Шутливое замечание Сакр аль-Бара вызвало смешки окружающих. Взбешённый Марзак выстрелил. Тетива загудела, стрела взмыла вверх и вонзилась в землю ярдах в двенадцати от дерева.
Так как проигравший был сыном паши, никто не посмел открыто рассмеяться, кроме его отца и Сакр аль-Бара. Но ни один из свидетелей состязания даже не попытался скрыть презрительной усмешки, которой всегда награждают зарвавшегося хвастуна.
— Теперь ты видишь, — с грустной улыбкой сказал Асад, — что значит похваляться перед Сакр аль-Баром.
— Я возражал против этой мишени, — с горечью ответил юноша. — Ты рассердил меня, и я не сумел как следует прицелиться.

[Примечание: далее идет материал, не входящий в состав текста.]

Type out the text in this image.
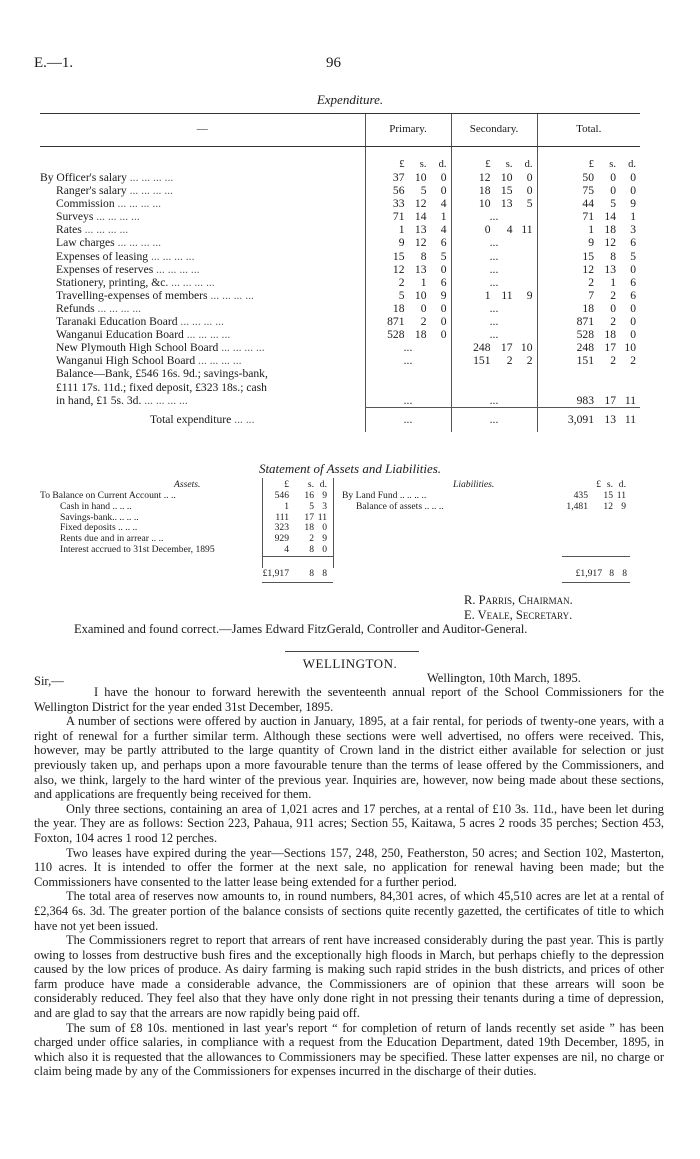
E.—1.	96
Expenditure.
—	Primary.	Secondary.	Total.

	£ s. d.	£ s. d.	£ s. d.

By Officer's salary ... ... ... ...	37 10 0	12 10 0	50 0 0

Ranger's salary ... ... ... ...	56 5 0	18 15 0	75 0 0

Commission ... ... ... ...	33 12 4	10 13 5	44 5 9

Surveys ... ... ... ...	71 14 1	...	71 14 1

Rates ... ... ... ...	1 13 4	0 4 11	1 18 3

Law charges ... ... ... ...	9 12 6	...	9 12 6

Expenses of leasing ... ... ... ...	15 8 5	...	15 8 5

Expenses of reserves ... ... ... ...	12 13 0	...	12 13 0

Stationery, printing, &c. ... ... ... ...	2 1 6	...	2 1 6

Travelling-expenses of members ... ... ... ...	5 10 9	1 11 9	7 2 6

Refunds ... ... ... ...	18 0 0	...	18 0 0

Taranaki Education Board ... ... ... ...	871 2 0	...	871 2 0

Wanganui Education Board ... ... ... ...	528 18 0	...	528 18 0

New Plymouth High School Board ... ... ... ...	...	248 17 10	248 17 10

Wanganui High School Board ... ... ... ...	...	151 2 2	151 2 2

Balance—Bank, £546 16s. 9d.; savings-bank,			
£111 17s. 11d.; fixed deposit, £323 18s.; cash			
in hand, £1 5s. 3d. ... ... ... ...	...	...	983 17 11

Total expenditure ... ...	...	...	3,091 13 11
Statement of Assets and Liabilities.
Assets.	Liabilities.
£ s. d.	£ s. d.
To Balance on Current Account .. ..	546 16 9
Cash in hand .. .. ..	1 5 3
Savings-bank.. .. .. ..	111 17 11
Fixed deposits .. .. ..	323 18 0
Rents due and in arrear .. ..	929 2 9
Interest accrued to 31st December, 1895	4 8 0
By Land Fund .. .. .. ..	435 15 11
Balance of assets .. .. ..	1,481 12 9
£1,917 8 8	£1,917 8 8
R. Parris, Chairman.
E. Veale, Secretary.
Examined and found correct.—James Edward FitzGerald, Controller and Auditor-General.
WELLINGTON.
Sir,—	Wellington, 10th March, 1895.

I have the honour to forward herewith the seventeenth annual report of the School Commissioners for the Wellington District for the year ended 31st December, 1895.

A number of sections were offered by auction in January, 1895, at a fair rental, for periods of twenty-one years, with a right of renewal for a further similar term. Although these sections were well advertised, no offers were received. This, however, may be partly attributed to the large quantity of Crown land in the district either available for selection or just previously taken up, and perhaps upon a more favourable tenure than the terms of lease offered by the Commissioners, and also, we think, largely to the hard winter of the previous year. Inquiries are, however, now being made about these sections, and applications are frequently being received for them.

Only three sections, containing an area of 1,021 acres and 17 perches, at a rental of £10 3s. 11d., have been let during the year. They are as follows: Section 223, Pahaua, 911 acres; Section 55, Kaitawa, 5 acres 2 roods 35 perches; Section 453, Foxton, 104 acres 1 rood 12 perches.

Two leases have expired during the year—Sections 157, 248, 250, Featherston, 50 acres; and Section 102, Masterton, 110 acres. It is intended to offer the former at the next sale, no application for renewal having been made; but the Commissioners have consented to the latter lease being extended for a further period.

The total area of reserves now amounts to, in round numbers, 84,301 acres, of which 45,510 acres are let at a rental of £2,364 6s. 3d. The greater portion of the balance consists of sections quite recently gazetted, the certificates of title to which have not yet been issued.

The Commissioners regret to report that arrears of rent have increased considerably during the past year. This is partly owing to losses from destructive bush fires and the exceptionally high floods in March, but perhaps chiefly to the depression caused by the low prices of produce. As dairy farming is making such rapid strides in the bush districts, and prices of other farm produce have made a considerable advance, the Commissioners are of opinion that these arrears will soon be considerably reduced. They feel also that they have only done right in not pressing their tenants during a time of depression, and are glad to say that the arrears are now rapidly being paid off.

The sum of £8 10s. mentioned in last year's report “ for completion of return of lands recently set aside ” has been charged under office salaries, in compliance with a request from the Education Department, dated 19th December, 1895, in which also it is requested that the allowances to Commissioners may be specified. These latter expenses are nil, no charge or claim being made by any of the Commissioners for expenses incurred in the discharge of their duties.
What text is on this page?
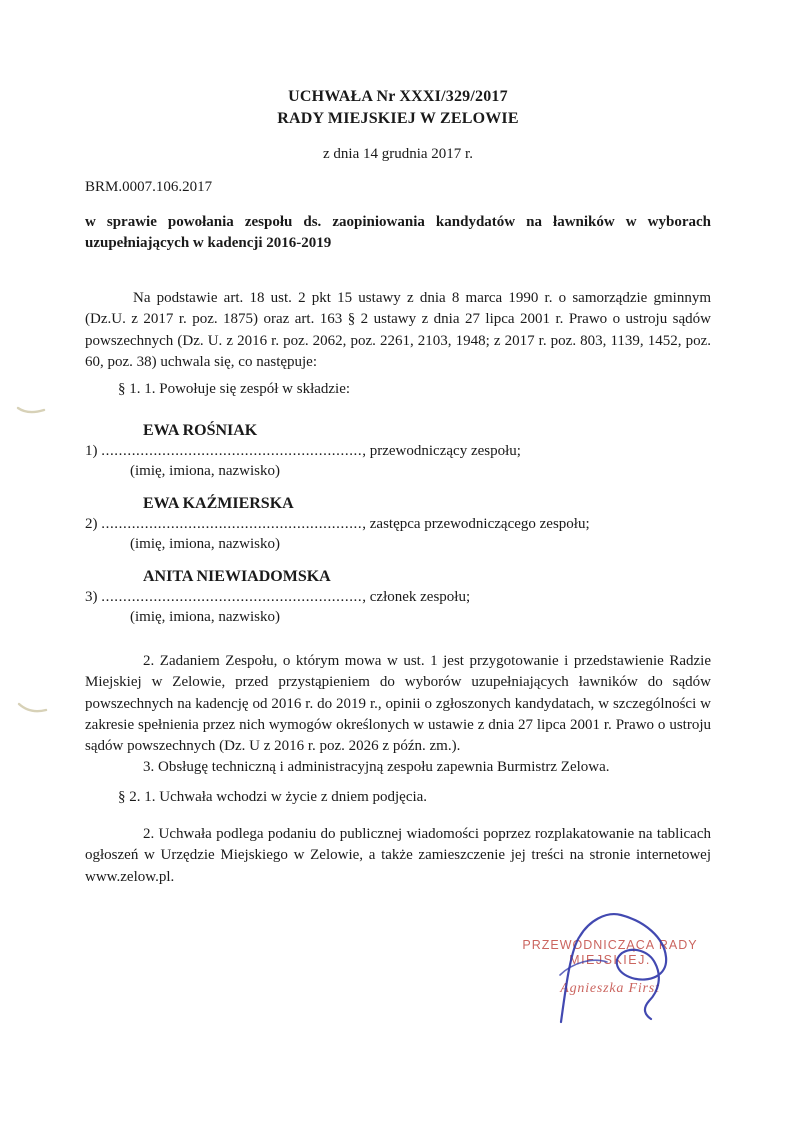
UCHWAŁA Nr XXXI/329/2017
RADY MIEJSKIEJ W ZELOWIE
z dnia 14 grudnia 2017 r.
BRM.0007.106.2017
w sprawie powołania zespołu ds. zaopiniowania kandydatów na ławników w wyborach uzupełniających w kadencji 2016-2019
Na podstawie art. 18 ust. 2 pkt 15 ustawy z dnia 8 marca 1990 r. o samorządzie gminnym (Dz.U. z 2017 r. poz. 1875) oraz art. 163 § 2 ustawy z dnia 27 lipca 2001 r. Prawo o ustroju sądów powszechnych (Dz. U. z 2016 r. poz. 2062, poz. 2261, 2103, 1948; z 2017 r. poz. 803, 1139, 1452, poz. 60, poz. 38) uchwala się, co następuje:
§ 1. 1. Powołuje się zespół w składzie:
EWA ROŚNIAK
1) ............................................................, przewodniczący zespołu;
(imię, imiona, nazwisko)
EWA KAŹMIERSKA
2) ............................................................, zastępca przewodniczącego zespołu;
(imię, imiona, nazwisko)
ANITA NIEWIADOMSKA
3) ............................................................, członek zespołu;
(imię, imiona, nazwisko)
2. Zadaniem Zespołu, o którym mowa w ust. 1 jest przygotowanie i przedstawienie Radzie Miejskiej w Zelowie, przed przystąpieniem do wyborów uzupełniających ławników do sądów powszechnych na kadencję od 2016 r. do 2019 r., opinii o zgłoszonych kandydatach, w szczególności w zakresie spełnienia przez nich wymogów określonych w ustawie z dnia 27 lipca 2001 r. Prawo o ustroju sądów powszechnych (Dz. U z 2016 r. poz. 2026 z późn. zm.).
3. Obsługę techniczną i administracyjną zespołu zapewnia Burmistrz Zelowa.
§ 2. 1. Uchwała wchodzi w życie z dniem podjęcia.
2. Uchwała podlega podaniu do publicznej wiadomości poprzez rozplakatowanie na tablicach ogłoszeń w Urzędzie Miejskiego w Zelowie, a także zamieszczenie jej treści na stronie internetowej www.zelow.pl.
PRZEWODNICZĄCA RADY
MIEJSKIEJ.
Agnieszka First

Сочтя дело законченным, Сакр аль-Бар отошёл к правому фальшборту. Марзак не сводил с него глаз.
— Но я готов потягаться с ним в стрельбе по корзине, — неожиданно объявил он и, вставив в арбалет стрелу, прицелился. — Смотри!
Не думая о последствиях, Сакр аль-Бар с быстротой мысли направил на Марзака свой арбалет.
— Остановись! — проревел он. — Только выстрели, и я тут же продырявлю тебе горло! Я ещё ни разу не промахнулся!
На юте все вздрогнули от изумления и, онемев от неожиданности, уставились на Сакр аль-Бара, который стоял у фальшборта с побелевшим лицом, пылающими глазами и держал в руках арбалет, в любую секунду готовый выпустить смертоносную стрелу.
Марзак с ненавистью улыбнулся и опустил руки. Он достиг желанной цели: вынудил врага выдать себя с головой.
Голос Асада нарушил гнетущую тишину:
— О Аллах! Что это значит? Ты, кажется, обезумел, Сакр аль-Бар?
— Конечно, обезумел, — подхватил Марзак. — Обезумел от страха.
Он отступил в сторону и на всякий случай спрятался за Бискайном.
— Спроси, что он прячет в корзине, о отец мой.
— Действительно, что? Во имя Аллаха, отвечай! — потребовал паша.
Корсар опустил арбалет. Он вновь овладел собой.
— Я везу в ней ценный груз и не потерплю, чтобы его изрешетили стрелами по капризу какого-то мальчишки.
— Ценный груз? — хрипло повторил Асад. — Воистину, он должен дорого стоить, раз ты ценишь его выше жизни моего сына. Дай-ка нам взглянуть на этот ценный груз. — И громко приказал собравшимся на шкафуте: — Откройте корзину!
Сакр аль-Бар одним прыжком подскочил к паше и коснулся его руки.
— Остановись, господин мой, — с угрозой попросил корсар. — Вспомни, ведь это моя корзина. То, что в ней находится, принадлежит мне, и никто не имеет права…
— Ты смеешь говорить о правах мне, твоему повелителю? — В голосе паши клокотало бешенство. — Откройте корзину, говорю я!